İnsan nefsi her türlü olumsuz hisse açıktır çünkü dünya bir denenme yeridir. Allah dünyadaki imtihana özgü olarak nefsimizi negatif duygulara yatkın yaratmıştır. Kızmak, öfkelenmek, küsmek, darılmak, üzülmek, kıskanmak, intikam alma isteği, bunların hepsi imtihanın bir gereği olarak ruhumuza hissettirilir.
İmanlı, Allah’tan korkan, Allah’ı çok seven insanların üstünlüğü bu duygulara karşı gösterilen iradeyle ortaya çıkar.
Hemen her insana doğduğu andan itibaren bilinçsizce verilen bir telkin vardır: Ruhunda ne hissederse ona göre tepki vermek. Örneğin bir çocuk canı sıkılıyorsa, yüzünü asıp oturması gerektiğini öğrenir. Kızdığında, bağırması, kontrolsüz hareketler yapması sözle olmasa da halle ona öğretilir.
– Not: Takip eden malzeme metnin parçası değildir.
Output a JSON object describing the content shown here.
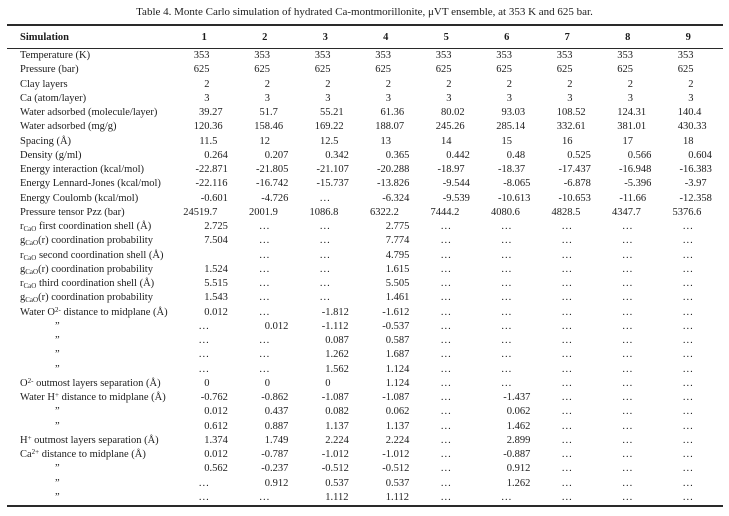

Üzüldüğünde ağlamanın normal olduğu düşüncesi aşılanır.
Olumsuz da olsa bu tepkilerin ortak olması ve hemen herkeste görülmesi çocukların kötü ahlaka kolayca adapte olmasına neden olur. Bu gibi kişiler hayatları boyunca da çocukluktan edinilen bu olumsuz tecrübelerin acısını çekerler.
Halbuki Allah Kuran’da bizlere “Nefse ve ona ‘bir düzen içinde biçim verene’, sonra ona fücurunu (sınır tanımaz günah ve kötülüğünü) ve ondan sakınmayı ilham edene (andolsun).” (Şems Suresi, 7-8) diye bildirmektedir. Nefsimizdeki kötülükler dünyadaki imtihanın bir gereğidir ancak bizlere o kötülüklerden sakınmamız için bir vicdan da verilmiştir. Allah bizim negatif hislere karşı vicdanımızı kullanıp en güzel, en asil, Kendi sevgisini en çok hak edeceğimiz ahlakı göstermemizi ister.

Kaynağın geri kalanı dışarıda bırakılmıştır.